Dogon Odyogoro ‘Goiter’ Mask

Dogon Odyogoro goiter mask collected in 1970 by a Dutch collector.

Tribe: Dogon

Origin: Sangha village, Mali

Approx Age: 1950-60

Materials: wood

Dimensions cm: 50 tall x 17 wide

Ref. Number: 1436

£1200.00

Description:

An old Dogon Odyogoro Goiter mask from an ex-Dutch collection, this was collected in 1970 from a village in Sangha. The Goitre mask Odyogoro is a mask wearing a carved headpiece with a huge protuberance under its chin. This mask has a crest across the top of the head and in line with its ears deep ocular cavities separated by the nose. Under the face appears the goitre which is shaped like big balls.
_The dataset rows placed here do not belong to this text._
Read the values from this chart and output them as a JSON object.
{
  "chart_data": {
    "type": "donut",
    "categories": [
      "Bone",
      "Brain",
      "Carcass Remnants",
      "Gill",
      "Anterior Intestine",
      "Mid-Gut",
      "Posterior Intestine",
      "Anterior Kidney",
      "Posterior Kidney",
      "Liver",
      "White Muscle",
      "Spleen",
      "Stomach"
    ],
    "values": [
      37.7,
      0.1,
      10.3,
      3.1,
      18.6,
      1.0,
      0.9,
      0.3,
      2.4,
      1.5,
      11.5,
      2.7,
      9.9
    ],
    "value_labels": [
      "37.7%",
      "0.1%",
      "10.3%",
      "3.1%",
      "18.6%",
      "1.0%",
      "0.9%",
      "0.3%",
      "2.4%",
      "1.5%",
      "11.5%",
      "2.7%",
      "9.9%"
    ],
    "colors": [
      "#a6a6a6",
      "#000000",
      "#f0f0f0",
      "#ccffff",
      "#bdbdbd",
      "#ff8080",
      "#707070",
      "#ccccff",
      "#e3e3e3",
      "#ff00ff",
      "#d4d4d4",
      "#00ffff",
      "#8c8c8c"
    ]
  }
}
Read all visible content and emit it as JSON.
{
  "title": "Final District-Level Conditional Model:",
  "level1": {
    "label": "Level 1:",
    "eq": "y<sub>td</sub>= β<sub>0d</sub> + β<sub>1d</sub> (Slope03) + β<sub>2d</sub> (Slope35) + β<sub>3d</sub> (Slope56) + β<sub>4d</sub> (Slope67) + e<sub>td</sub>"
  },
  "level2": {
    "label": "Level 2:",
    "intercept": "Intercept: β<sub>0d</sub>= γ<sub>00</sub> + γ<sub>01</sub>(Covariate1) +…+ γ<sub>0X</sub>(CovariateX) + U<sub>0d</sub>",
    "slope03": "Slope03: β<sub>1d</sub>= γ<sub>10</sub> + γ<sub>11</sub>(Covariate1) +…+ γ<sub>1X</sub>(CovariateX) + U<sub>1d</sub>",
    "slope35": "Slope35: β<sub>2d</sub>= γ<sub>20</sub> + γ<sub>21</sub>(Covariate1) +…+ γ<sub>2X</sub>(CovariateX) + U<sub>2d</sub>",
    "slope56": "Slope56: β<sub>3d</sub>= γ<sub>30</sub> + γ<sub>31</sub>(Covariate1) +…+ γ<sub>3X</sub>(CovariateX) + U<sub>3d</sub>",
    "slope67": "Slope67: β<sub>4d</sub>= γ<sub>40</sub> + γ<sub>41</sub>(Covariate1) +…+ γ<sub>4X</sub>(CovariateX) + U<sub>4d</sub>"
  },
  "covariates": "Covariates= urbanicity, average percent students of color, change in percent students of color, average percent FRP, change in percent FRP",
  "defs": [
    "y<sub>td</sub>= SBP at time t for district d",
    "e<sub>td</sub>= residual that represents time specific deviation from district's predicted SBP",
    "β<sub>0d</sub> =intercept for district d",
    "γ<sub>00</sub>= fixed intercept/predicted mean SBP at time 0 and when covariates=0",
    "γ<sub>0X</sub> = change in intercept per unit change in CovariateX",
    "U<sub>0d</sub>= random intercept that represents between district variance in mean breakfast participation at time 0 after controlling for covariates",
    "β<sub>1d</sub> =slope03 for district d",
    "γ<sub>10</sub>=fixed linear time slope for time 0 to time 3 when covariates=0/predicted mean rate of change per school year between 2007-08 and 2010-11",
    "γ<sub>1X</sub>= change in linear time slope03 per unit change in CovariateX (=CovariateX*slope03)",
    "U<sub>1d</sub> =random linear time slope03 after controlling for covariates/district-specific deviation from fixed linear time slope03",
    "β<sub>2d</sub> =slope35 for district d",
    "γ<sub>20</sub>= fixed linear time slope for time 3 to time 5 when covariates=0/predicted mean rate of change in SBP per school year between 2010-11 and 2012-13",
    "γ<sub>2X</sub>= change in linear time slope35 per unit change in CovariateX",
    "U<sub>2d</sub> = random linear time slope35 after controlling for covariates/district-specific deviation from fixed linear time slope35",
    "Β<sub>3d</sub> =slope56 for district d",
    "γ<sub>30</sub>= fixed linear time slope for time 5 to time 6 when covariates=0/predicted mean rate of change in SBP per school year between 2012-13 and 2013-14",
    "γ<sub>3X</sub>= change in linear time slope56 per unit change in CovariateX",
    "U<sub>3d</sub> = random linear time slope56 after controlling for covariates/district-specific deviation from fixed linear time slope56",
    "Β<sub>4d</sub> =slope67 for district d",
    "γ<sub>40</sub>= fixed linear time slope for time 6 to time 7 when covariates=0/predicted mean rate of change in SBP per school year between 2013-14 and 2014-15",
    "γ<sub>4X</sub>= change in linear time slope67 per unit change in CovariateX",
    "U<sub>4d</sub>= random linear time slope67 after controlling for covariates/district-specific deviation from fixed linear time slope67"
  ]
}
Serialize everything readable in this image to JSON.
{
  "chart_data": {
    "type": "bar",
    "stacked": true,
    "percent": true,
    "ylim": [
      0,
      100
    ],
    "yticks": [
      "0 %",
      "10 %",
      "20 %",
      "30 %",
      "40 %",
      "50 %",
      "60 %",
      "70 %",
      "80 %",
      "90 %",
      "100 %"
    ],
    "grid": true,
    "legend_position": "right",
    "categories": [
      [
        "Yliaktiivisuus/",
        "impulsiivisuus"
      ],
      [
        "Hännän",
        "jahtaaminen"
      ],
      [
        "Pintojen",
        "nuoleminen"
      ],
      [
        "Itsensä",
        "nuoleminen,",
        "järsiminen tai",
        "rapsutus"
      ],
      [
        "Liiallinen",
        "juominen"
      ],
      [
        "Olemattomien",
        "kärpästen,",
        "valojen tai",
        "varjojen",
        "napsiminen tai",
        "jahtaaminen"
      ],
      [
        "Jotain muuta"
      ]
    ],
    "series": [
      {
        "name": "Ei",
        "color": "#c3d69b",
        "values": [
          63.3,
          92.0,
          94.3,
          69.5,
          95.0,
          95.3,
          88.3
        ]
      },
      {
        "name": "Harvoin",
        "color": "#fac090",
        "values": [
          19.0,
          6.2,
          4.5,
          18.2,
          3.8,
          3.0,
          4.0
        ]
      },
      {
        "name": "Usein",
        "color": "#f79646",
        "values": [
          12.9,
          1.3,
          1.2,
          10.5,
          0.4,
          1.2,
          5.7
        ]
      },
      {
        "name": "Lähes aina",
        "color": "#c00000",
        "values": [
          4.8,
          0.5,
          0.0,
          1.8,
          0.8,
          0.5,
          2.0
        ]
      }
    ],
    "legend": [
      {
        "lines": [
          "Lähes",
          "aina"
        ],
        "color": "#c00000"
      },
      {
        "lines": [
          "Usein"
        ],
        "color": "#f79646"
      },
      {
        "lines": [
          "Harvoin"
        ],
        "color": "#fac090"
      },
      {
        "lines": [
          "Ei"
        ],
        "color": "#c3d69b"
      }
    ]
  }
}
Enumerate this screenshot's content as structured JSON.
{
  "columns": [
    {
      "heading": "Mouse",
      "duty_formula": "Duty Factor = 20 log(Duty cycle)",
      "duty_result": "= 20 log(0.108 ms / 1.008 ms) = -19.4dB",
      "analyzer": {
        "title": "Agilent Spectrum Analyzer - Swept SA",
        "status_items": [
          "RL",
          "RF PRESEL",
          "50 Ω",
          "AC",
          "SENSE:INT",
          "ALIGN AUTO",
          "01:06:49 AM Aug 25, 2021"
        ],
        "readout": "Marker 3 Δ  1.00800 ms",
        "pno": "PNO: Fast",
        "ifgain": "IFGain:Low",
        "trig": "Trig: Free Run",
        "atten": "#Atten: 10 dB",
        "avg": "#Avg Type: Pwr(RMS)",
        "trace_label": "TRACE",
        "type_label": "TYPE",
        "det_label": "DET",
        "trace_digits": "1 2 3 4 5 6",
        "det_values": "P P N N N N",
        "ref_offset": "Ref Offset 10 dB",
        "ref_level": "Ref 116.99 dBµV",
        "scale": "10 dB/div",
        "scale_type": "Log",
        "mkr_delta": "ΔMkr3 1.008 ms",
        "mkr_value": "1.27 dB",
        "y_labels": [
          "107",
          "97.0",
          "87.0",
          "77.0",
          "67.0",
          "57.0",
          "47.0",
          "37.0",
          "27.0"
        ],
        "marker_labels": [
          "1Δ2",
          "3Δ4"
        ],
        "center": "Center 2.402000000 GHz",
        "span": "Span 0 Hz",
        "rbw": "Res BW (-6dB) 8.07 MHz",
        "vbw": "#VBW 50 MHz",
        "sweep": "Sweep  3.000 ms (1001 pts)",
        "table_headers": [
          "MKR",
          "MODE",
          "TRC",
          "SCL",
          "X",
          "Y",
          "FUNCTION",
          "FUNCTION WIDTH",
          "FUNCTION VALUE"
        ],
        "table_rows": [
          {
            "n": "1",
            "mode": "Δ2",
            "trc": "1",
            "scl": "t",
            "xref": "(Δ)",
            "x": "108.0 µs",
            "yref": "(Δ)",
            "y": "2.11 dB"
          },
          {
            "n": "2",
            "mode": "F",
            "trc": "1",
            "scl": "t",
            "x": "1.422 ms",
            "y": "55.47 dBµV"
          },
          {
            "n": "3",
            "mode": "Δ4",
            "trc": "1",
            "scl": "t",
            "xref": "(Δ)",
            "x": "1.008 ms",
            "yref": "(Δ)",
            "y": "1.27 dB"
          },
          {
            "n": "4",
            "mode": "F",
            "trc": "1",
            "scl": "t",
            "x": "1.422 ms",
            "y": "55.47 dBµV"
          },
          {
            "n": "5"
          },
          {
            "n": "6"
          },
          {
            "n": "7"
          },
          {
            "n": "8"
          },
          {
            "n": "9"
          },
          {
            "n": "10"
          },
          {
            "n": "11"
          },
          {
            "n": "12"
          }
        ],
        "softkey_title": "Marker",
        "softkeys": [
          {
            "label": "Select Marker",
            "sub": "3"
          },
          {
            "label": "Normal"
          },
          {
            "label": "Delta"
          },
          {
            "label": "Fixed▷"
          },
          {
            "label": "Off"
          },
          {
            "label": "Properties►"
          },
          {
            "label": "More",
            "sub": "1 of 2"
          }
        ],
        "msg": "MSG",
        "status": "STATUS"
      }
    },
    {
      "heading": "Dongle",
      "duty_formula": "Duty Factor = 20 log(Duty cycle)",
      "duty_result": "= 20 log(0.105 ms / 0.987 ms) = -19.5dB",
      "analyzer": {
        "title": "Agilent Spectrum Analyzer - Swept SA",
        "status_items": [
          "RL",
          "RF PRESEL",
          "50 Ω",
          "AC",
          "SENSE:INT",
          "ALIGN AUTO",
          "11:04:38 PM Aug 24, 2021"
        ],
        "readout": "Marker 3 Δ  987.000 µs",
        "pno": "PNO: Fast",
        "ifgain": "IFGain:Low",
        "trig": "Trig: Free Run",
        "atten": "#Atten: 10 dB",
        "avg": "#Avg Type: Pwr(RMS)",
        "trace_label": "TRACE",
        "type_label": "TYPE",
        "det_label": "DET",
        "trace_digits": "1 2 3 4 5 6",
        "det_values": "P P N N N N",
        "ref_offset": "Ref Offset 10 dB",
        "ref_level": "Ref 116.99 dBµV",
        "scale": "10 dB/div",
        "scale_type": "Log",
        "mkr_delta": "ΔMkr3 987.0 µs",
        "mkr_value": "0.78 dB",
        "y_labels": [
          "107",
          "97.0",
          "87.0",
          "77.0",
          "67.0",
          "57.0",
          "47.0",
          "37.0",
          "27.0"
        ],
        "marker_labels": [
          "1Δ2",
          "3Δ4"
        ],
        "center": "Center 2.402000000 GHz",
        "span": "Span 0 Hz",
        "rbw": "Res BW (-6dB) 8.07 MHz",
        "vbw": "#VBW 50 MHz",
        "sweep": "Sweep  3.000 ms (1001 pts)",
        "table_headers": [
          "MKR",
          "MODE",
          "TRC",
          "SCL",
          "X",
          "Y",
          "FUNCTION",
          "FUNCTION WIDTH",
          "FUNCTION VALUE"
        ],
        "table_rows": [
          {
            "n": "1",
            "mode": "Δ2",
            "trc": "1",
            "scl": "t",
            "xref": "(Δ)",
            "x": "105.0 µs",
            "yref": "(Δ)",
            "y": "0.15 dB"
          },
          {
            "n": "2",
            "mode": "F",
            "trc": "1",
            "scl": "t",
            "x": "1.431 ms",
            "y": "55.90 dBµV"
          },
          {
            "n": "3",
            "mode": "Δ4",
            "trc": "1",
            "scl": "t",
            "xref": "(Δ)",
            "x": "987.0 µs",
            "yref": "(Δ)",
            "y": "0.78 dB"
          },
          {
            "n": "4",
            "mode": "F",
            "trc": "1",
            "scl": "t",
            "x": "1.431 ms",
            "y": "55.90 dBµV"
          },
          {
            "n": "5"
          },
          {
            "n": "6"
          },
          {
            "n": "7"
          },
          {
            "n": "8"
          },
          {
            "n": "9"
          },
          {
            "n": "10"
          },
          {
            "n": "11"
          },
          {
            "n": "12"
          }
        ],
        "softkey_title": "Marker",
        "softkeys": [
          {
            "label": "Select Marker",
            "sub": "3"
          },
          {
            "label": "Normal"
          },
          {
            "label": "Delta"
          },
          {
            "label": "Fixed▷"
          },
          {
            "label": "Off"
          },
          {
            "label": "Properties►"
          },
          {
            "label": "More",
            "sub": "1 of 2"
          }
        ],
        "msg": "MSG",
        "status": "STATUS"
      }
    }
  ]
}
 Provenance: Collected in situ 1970. Ex Lampevelden collection, Netherlands

History

Some masks are associated with a story pertaining to the character portrayed. For example, the fox represents disorder and disobedience within the world and is considered the enemy of water, fertility, and civilisation. A mythical fox named Yurugu is said to have been condemned by Amma to search the world for a lost twin (Griaule 2005). Dancers wearing rabbit masks may hide from the “hunter,” while the Walu antelope chases girls and small boys in the audience (Van Beek 1998). In addition to animals and spirits, masks also represent outsiders, often depicting them as aliens who exhibit strange or humorous behaviour. Wearing a mask covered by cowry shells, the Fulani woman hops around trying to collect animal dung, while the Mossi herdsman repeatedly falls off his horse (Van Beek 1991a). Also drawing laughter from the crowd, the Odyogoro mask has two under-chin bulges representing goitres, a common Dogon ailment caused by a lack of iodine in the diet, during the dance the dancer hacks awkwardly in the air with an adze.